OP would there be 2 strings or really just 1 string? The Tension would then be 1N, making it 0. Why do you think there's two strings?


The vertical string is applying the upward N force, this does not count as "two strings"

I mean, I know how to test it:
you take identical string and test till it breaks vertically, then you set up the initial picture and add force till they break, but we had a fucking quiz on it today and we haven't even done it in lab

two strings, the non-verticals, connected where the 3 meet

this actually makes sense but I have to test it to be sure, although the two strings will ALWAYS be oscillating back and forth so the entire tension is always in one string

because if you hang a bar between two ropes and sit on it, even if the rope would snap if it was just one, two will hold u.
right? I don't have the means to test this

OP, what is it your professor asserts? It's kind of hard to prove or disprove what claim it is you're making when we aren't really sure what it is you're claiming.

that the force isn't 1/2 N, that it's calculated using trigonometric vector algebra
now my argument:at the instant of jerk,if the two ropes were not connected and then become tensioned, if they are exactly equal (impossible), the tension should be 1/2

Which force? Tension? Tension has an equation and yes, it is not 1/2 of the force applied upward. It's mass of an object * 9.8m/s^2

I guess there's no point in argument, to claim it wouldn't be the full force would be a belief in macrosuperposition

The vertical component of tension in each individual rope will be half the total vertical tension that the force imparts.

But there are two horizontal component vectors in opposite directions for each of the two separate ropes. This contributes to the resultant vector that each is represented by. Thus you need trigonometric algebra to find the total tension in the ropes, not just how much they contribute to the vertical component.

but tension is NOT m*a, it is indeed JERK, the definition of which I forgot, maybe the derivative of acceleration

see, I'm OP, and we've got different answers in this thread; we need Aristotle

>net force
>force along a given vector

you guys know they don't have to be equivalent right

OP, what is it your professor is telling you? I still don't get why you are saying he is saying you are wrong. Plz give explanation and maybe we can help you along those lines, perhaps you are confused.

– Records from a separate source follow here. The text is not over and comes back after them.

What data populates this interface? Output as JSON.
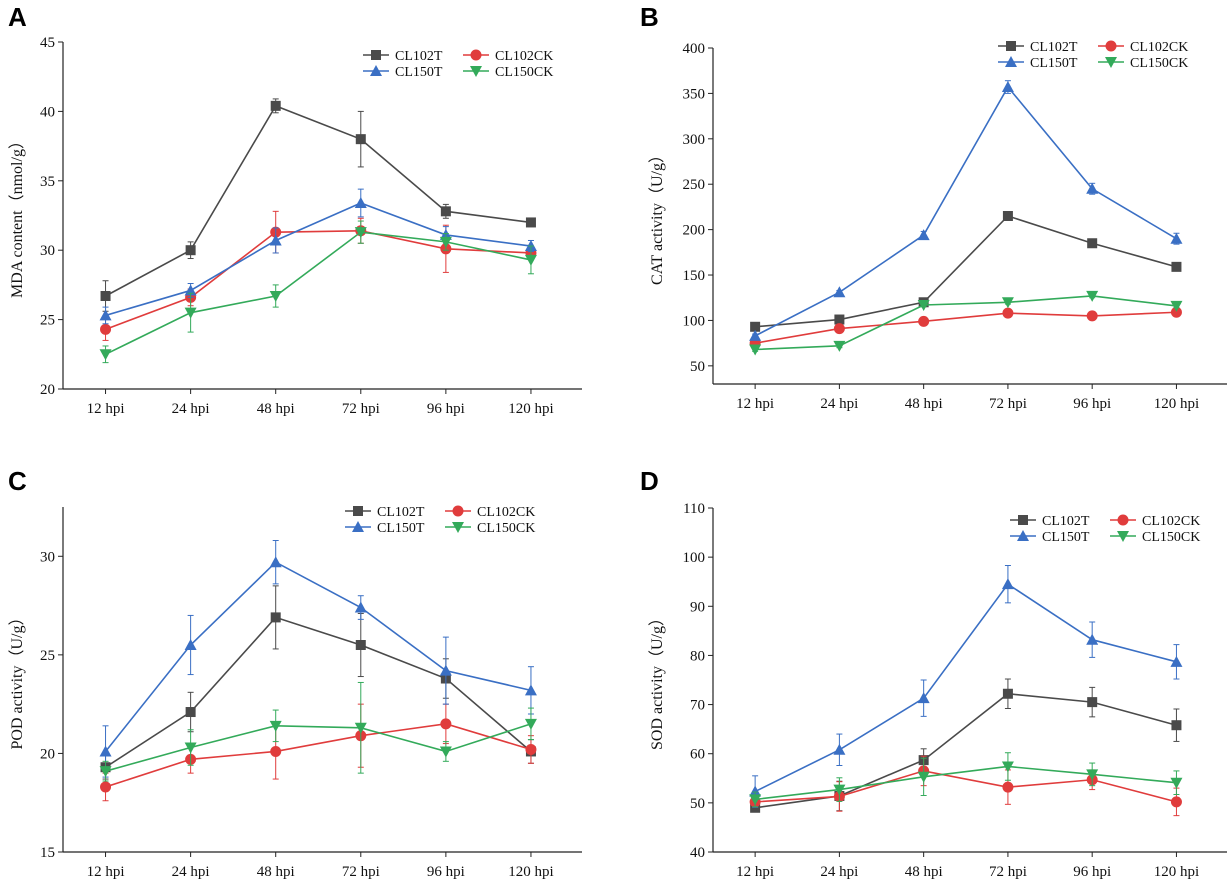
{
  "colors": {
    "CL102T": "#4a4a4a",
    "CL102CK": "#e03c3c",
    "CL150T": "#3a6fc4",
    "CL150CK": "#33aa5a"
  },
  "chart_data": [
    {
      "panel": "A",
      "type": "line",
      "categories": [
        "12 hpi",
        "24 hpi",
        "48 hpi",
        "72 hpi",
        "96 hpi",
        "120 hpi"
      ],
      "ylabel": "MDA content（nmol/g）",
      "ylim": [
        20,
        45
      ],
      "yticks": [
        20,
        25,
        30,
        35,
        40,
        45
      ],
      "series": [
        {
          "name": "CL102T",
          "marker": "square",
          "values": [
            26.7,
            30.0,
            40.4,
            38.0,
            32.8,
            32.0
          ],
          "errors": [
            1.1,
            0.6,
            0.5,
            2.0,
            0.5,
            0.3
          ]
        },
        {
          "name": "CL102CK",
          "marker": "circle",
          "values": [
            24.3,
            26.6,
            31.3,
            31.4,
            30.1,
            29.8
          ],
          "errors": [
            0.8,
            0.6,
            1.5,
            0.9,
            1.7,
            0.5
          ]
        },
        {
          "name": "CL150T",
          "marker": "triangle",
          "values": [
            25.3,
            27.1,
            30.7,
            33.4,
            31.1,
            30.3
          ],
          "errors": [
            0.6,
            0.5,
            0.9,
            1.0,
            0.6,
            0.4
          ]
        },
        {
          "name": "CL150CK",
          "marker": "tri-down",
          "values": [
            22.5,
            25.5,
            26.7,
            31.3,
            30.6,
            29.3
          ],
          "errors": [
            0.6,
            1.4,
            0.8,
            0.8,
            0.6,
            1.0
          ]
        }
      ]
    },
    {
      "panel": "B",
      "type": "line",
      "categories": [
        "12 hpi",
        "24 hpi",
        "48 hpi",
        "72 hpi",
        "96 hpi",
        "120 hpi"
      ],
      "ylabel": "CAT activity（U/g）",
      "ylim": [
        30,
        400
      ],
      "yticks": [
        50,
        100,
        150,
        200,
        250,
        300,
        350,
        400
      ],
      "series": [
        {
          "name": "CL102T",
          "marker": "square",
          "values": [
            93,
            101,
            120,
            215,
            185,
            159
          ],
          "errors": [
            2,
            2,
            2,
            3,
            3,
            3
          ]
        },
        {
          "name": "CL102CK",
          "marker": "circle",
          "values": [
            75,
            91,
            99,
            108,
            105,
            109
          ],
          "errors": [
            2,
            2,
            2,
            2,
            2,
            2
          ]
        },
        {
          "name": "CL150T",
          "marker": "triangle",
          "values": [
            83,
            131,
            194,
            357,
            245,
            190
          ],
          "errors": [
            2,
            2,
            4,
            7,
            6,
            6
          ]
        },
        {
          "name": "CL150CK",
          "marker": "tri-down",
          "values": [
            68,
            72,
            117,
            120,
            127,
            116
          ],
          "errors": [
            2,
            2,
            2,
            2,
            2,
            2
          ]
        }
      ]
    },
    {
      "panel": "C",
      "type": "line",
      "categories": [
        "12 hpi",
        "24 hpi",
        "48 hpi",
        "72 hpi",
        "96 hpi",
        "120 hpi"
      ],
      "ylabel": "POD activity（U/g）",
      "ylim": [
        15,
        32.5
      ],
      "yticks": [
        15,
        20,
        25,
        30
      ],
      "series": [
        {
          "name": "CL102T",
          "marker": "square",
          "values": [
            19.3,
            22.1,
            26.9,
            25.5,
            23.8,
            20.1
          ],
          "errors": [
            0.6,
            1.0,
            1.6,
            1.6,
            1.0,
            0.6
          ]
        },
        {
          "name": "CL102CK",
          "marker": "circle",
          "values": [
            18.3,
            19.7,
            20.1,
            20.9,
            21.5,
            20.2
          ],
          "errors": [
            0.7,
            0.7,
            1.4,
            1.6,
            1.0,
            0.7
          ]
        },
        {
          "name": "CL150T",
          "marker": "triangle",
          "values": [
            20.1,
            25.5,
            29.7,
            27.4,
            24.2,
            23.2
          ],
          "errors": [
            1.3,
            1.5,
            1.1,
            0.6,
            1.7,
            1.2
          ]
        },
        {
          "name": "CL150CK",
          "marker": "tri-down",
          "values": [
            19.1,
            20.3,
            21.4,
            21.3,
            20.1,
            21.5
          ],
          "errors": [
            0.5,
            0.9,
            0.8,
            2.3,
            0.5,
            0.8
          ]
        }
      ]
    },
    {
      "panel": "D",
      "type": "line",
      "categories": [
        "12 hpi",
        "24 hpi",
        "48 hpi",
        "72 hpi",
        "96 hpi",
        "120 hpi"
      ],
      "ylabel": "SOD activity（U/g）",
      "ylim": [
        40,
        110
      ],
      "yticks": [
        40,
        50,
        60,
        70,
        80,
        90,
        100,
        110
      ],
      "series": [
        {
          "name": "CL102T",
          "marker": "square",
          "values": [
            49.0,
            51.4,
            58.7,
            72.2,
            70.5,
            65.8
          ],
          "errors": [
            0.8,
            3.0,
            2.3,
            3.0,
            3.0,
            3.3
          ]
        },
        {
          "name": "CL102CK",
          "marker": "circle",
          "values": [
            50.2,
            51.3,
            56.5,
            53.2,
            54.7,
            50.2
          ],
          "errors": [
            1.0,
            3.0,
            3.0,
            3.5,
            2.0,
            2.8
          ]
        },
        {
          "name": "CL150T",
          "marker": "triangle",
          "values": [
            52.3,
            60.8,
            71.3,
            94.5,
            83.2,
            78.7
          ],
          "errors": [
            3.2,
            3.2,
            3.7,
            3.8,
            3.6,
            3.5
          ]
        },
        {
          "name": "CL150CK",
          "marker": "tri-down",
          "values": [
            50.7,
            52.7,
            55.3,
            57.4,
            55.8,
            54.1
          ],
          "errors": [
            1.5,
            2.4,
            3.8,
            2.8,
            2.3,
            2.4
          ]
        }
      ]
    }
  ]
}
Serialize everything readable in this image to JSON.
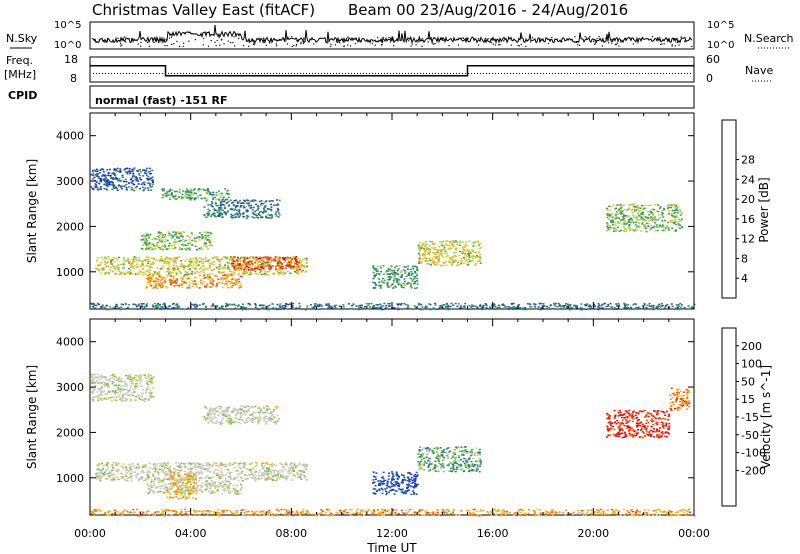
{
  "header": {
    "title_left": "Christmas Valley East (fitACF)",
    "title_right": "Beam 00 23/Aug/2016 - 24/Aug/2016"
  },
  "top_panels": {
    "nsky": {
      "label": "N.Sky",
      "ticks": [
        "10^5",
        "10^0"
      ],
      "right_label": "N.Search",
      "right_ticks": [
        "10^5",
        "10^0"
      ]
    },
    "freq": {
      "label_line1": "Freq.",
      "label_line2": "[MHz]",
      "ticks": [
        "18",
        "8"
      ],
      "right_label": "Nave",
      "right_ticks": [
        "60",
        "0"
      ],
      "steps": [
        {
          "t_start": 0.0,
          "t_end": 3.0,
          "freq": 14.5
        },
        {
          "t_start": 3.0,
          "t_end": 15.0,
          "freq": 10.5
        },
        {
          "t_start": 15.0,
          "t_end": 24.0,
          "freq": 14.5
        }
      ]
    },
    "cpid": {
      "label": "CPID",
      "text": "normal (fast) -151 RF"
    }
  },
  "chart_data": [
    {
      "type": "heatmap",
      "name": "power",
      "ylabel": "Slant Range [km]",
      "ylim": [
        180,
        4500
      ],
      "yticks": [
        "1000",
        "2000",
        "3000",
        "4000"
      ],
      "xlim": [
        0,
        24
      ],
      "colorbar": {
        "label": "Power [dB]",
        "ticks": [
          "4",
          "8",
          "12",
          "16",
          "20",
          "24",
          "28"
        ],
        "colors": [
          "#0a1ee6",
          "#2a4aa6",
          "#2f7f6f",
          "#3aa05a",
          "#a8d050",
          "#f2c21b",
          "#f08a1a",
          "#e8501a",
          "#d01010"
        ]
      },
      "regions": [
        {
          "t0": 0.0,
          "t1": 24.0,
          "r0": 180,
          "r1": 320,
          "level": 0.25
        },
        {
          "t0": 0.2,
          "t1": 8.6,
          "r0": 950,
          "r1": 1350,
          "level": 0.55
        },
        {
          "t0": 5.6,
          "t1": 8.3,
          "r0": 1050,
          "r1": 1350,
          "level": 0.85
        },
        {
          "t0": 2.2,
          "t1": 6.0,
          "r0": 650,
          "r1": 950,
          "level": 0.7
        },
        {
          "t0": 2.0,
          "t1": 4.8,
          "r0": 1500,
          "r1": 1900,
          "level": 0.45
        },
        {
          "t0": 0.0,
          "t1": 2.5,
          "r0": 2800,
          "r1": 3300,
          "level": 0.2
        },
        {
          "t0": 2.8,
          "t1": 5.5,
          "r0": 2600,
          "r1": 2850,
          "level": 0.4
        },
        {
          "t0": 4.5,
          "t1": 7.5,
          "r0": 2200,
          "r1": 2600,
          "level": 0.25
        },
        {
          "t0": 11.2,
          "t1": 13.0,
          "r0": 650,
          "r1": 1150,
          "level": 0.35
        },
        {
          "t0": 13.0,
          "t1": 15.5,
          "r0": 1150,
          "r1": 1700,
          "level": 0.55
        },
        {
          "t0": 20.5,
          "t1": 23.5,
          "r0": 1900,
          "r1": 2500,
          "level": 0.45
        }
      ]
    },
    {
      "type": "heatmap",
      "name": "velocity",
      "ylabel": "Slant Range [km]",
      "ylim": [
        180,
        4500
      ],
      "yticks": [
        "1000",
        "2000",
        "3000",
        "4000"
      ],
      "xlim": [
        0,
        24
      ],
      "xticks": [
        "00:00",
        "04:00",
        "08:00",
        "12:00",
        "16:00",
        "20:00",
        "00:00"
      ],
      "xlabel": "Time UT",
      "colorbar": {
        "label": "Velocity [m s^-1]",
        "ticks": [
          "200",
          "100",
          "50",
          "15",
          "-15",
          "-50",
          "-100",
          "-200"
        ],
        "colors": [
          "#1e3fb0",
          "#2b5fa8",
          "#2f8a6a",
          "#76c442",
          "#c8c8c0",
          "#c8c8c0",
          "#f5c010",
          "#f08a1a",
          "#e84d12",
          "#e01010"
        ]
      },
      "regions": [
        {
          "t0": 0.0,
          "t1": 24.0,
          "r0": 180,
          "r1": 320,
          "level": 0.72
        },
        {
          "t0": 0.2,
          "t1": 8.6,
          "r0": 950,
          "r1": 1350,
          "level": 0.48
        },
        {
          "t0": 2.2,
          "t1": 6.0,
          "r0": 650,
          "r1": 950,
          "level": 0.48
        },
        {
          "t0": 3.0,
          "t1": 4.2,
          "r0": 550,
          "r1": 1150,
          "level": 0.65
        },
        {
          "t0": 0.0,
          "t1": 2.5,
          "r0": 2700,
          "r1": 3300,
          "level": 0.48
        },
        {
          "t0": 4.5,
          "t1": 7.5,
          "r0": 2200,
          "r1": 2600,
          "level": 0.48
        },
        {
          "t0": 11.2,
          "t1": 13.0,
          "r0": 650,
          "r1": 1150,
          "level": 0.05
        },
        {
          "t0": 13.0,
          "t1": 15.5,
          "r0": 1150,
          "r1": 1700,
          "level": 0.3
        },
        {
          "t0": 20.5,
          "t1": 23.0,
          "r0": 1900,
          "r1": 2500,
          "level": 0.93
        },
        {
          "t0": 23.0,
          "t1": 23.8,
          "r0": 2500,
          "r1": 3000,
          "level": 0.78
        }
      ]
    }
  ]
}
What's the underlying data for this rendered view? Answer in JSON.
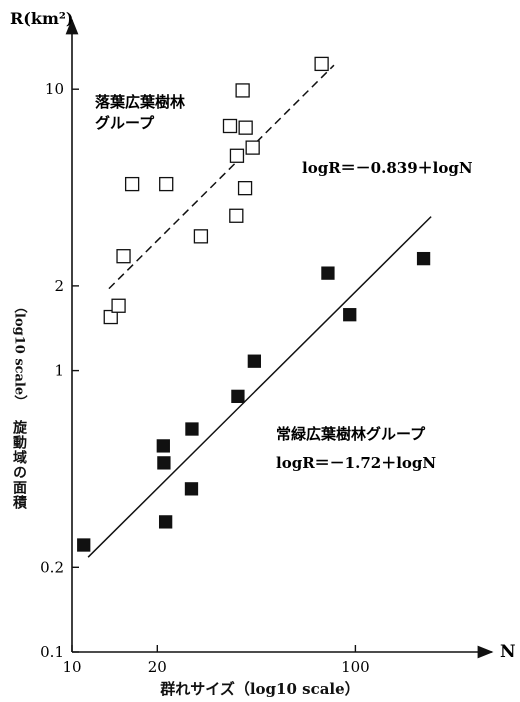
{
  "chart_data": {
    "type": "scatter",
    "title": "",
    "xlabel": "群れサイズ（log10 scale）",
    "ylabel": "旋動域の面積",
    "ylabel_unit": "（log10 scale）",
    "y_axis_title": "R(km²)",
    "x_axis_title": "N",
    "x_scale": "log",
    "y_scale": "log",
    "xlim": [
      10,
      250
    ],
    "ylim": [
      0.1,
      15
    ],
    "xticks": [
      10,
      20,
      100
    ],
    "xtick_labels": [
      "10",
      "20",
      "100"
    ],
    "yticks": [
      0.1,
      0.2,
      1,
      2,
      10
    ],
    "ytick_labels": [
      "0.1",
      "0.2",
      "1",
      "2",
      "10"
    ],
    "grid": false,
    "series": [
      {
        "name": "落葉広葉樹林グループ",
        "name_lines": [
          "落葉広葉樹林",
          "グループ"
        ],
        "marker": "open-square",
        "equation": "logR＝－0.839＋logN",
        "fit": {
          "intercept": -0.839,
          "slope": 1,
          "x_range": [
            13.5,
            84
          ],
          "line_style": "dashed"
        },
        "points": [
          {
            "x": 13.7,
            "y": 1.55
          },
          {
            "x": 14.6,
            "y": 1.7
          },
          {
            "x": 15.2,
            "y": 2.55
          },
          {
            "x": 16.3,
            "y": 4.6
          },
          {
            "x": 21.5,
            "y": 4.6
          },
          {
            "x": 28.5,
            "y": 3.0
          },
          {
            "x": 36.1,
            "y": 7.4
          },
          {
            "x": 38.0,
            "y": 3.55
          },
          {
            "x": 38.2,
            "y": 5.8
          },
          {
            "x": 40.0,
            "y": 9.9
          },
          {
            "x": 41.0,
            "y": 7.3
          },
          {
            "x": 40.8,
            "y": 4.45
          },
          {
            "x": 43.4,
            "y": 6.2
          },
          {
            "x": 76.0,
            "y": 12.3
          }
        ]
      },
      {
        "name": "常緑広葉樹林グループ",
        "marker": "filled-square",
        "equation": "logR＝－1.72＋logN",
        "fit": {
          "intercept": -1.72,
          "slope": 1,
          "x_range": [
            11.4,
            185
          ],
          "line_style": "solid"
        },
        "points": [
          {
            "x": 11.0,
            "y": 0.24
          },
          {
            "x": 21.0,
            "y": 0.54
          },
          {
            "x": 21.1,
            "y": 0.47
          },
          {
            "x": 21.4,
            "y": 0.29
          },
          {
            "x": 26.5,
            "y": 0.62
          },
          {
            "x": 26.4,
            "y": 0.38
          },
          {
            "x": 38.5,
            "y": 0.81
          },
          {
            "x": 44.0,
            "y": 1.08
          },
          {
            "x": 80.0,
            "y": 2.22
          },
          {
            "x": 95.5,
            "y": 1.58
          },
          {
            "x": 174.0,
            "y": 2.5
          }
        ]
      }
    ]
  }
}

Trying to be no bully here but we can't help u when u withhold information buddy

Jerk is not mentioned on the Wikipedia page

It's fucking astounding that it tool Veeky Forums this fucking long to answer the question even though I'm pretty sure it's bait. Holy shit this place really is fucked.

this is the last time i'm ever going to post; physics is not in the realm of Wikipedia, schrodeigngers cat or w/e applies to EVERYTHING that's moving, you CANNOT measure it's velocity & it's position at the same time, BUT both can be calculated

Ok OP stop calling everyone jerks or were not gonna want to help you.

You don't need to be rude to get your point across.

>if they are exactly equal (impossible)

The two forces would fluctuate and be constant only for each moment in time.
As well, if they were close enough to equality in the first place then both oscillated, it is reasonable to expect them to at one moment in time be "exactly" equal.
It seems to me there might be extra stress on the two cables since they are no longer vertical, but rather at an angle. I leave for phys to call me retarded on this one though.

Only the y components of each force will be 1/2 N. The x components will depend on the angle they make.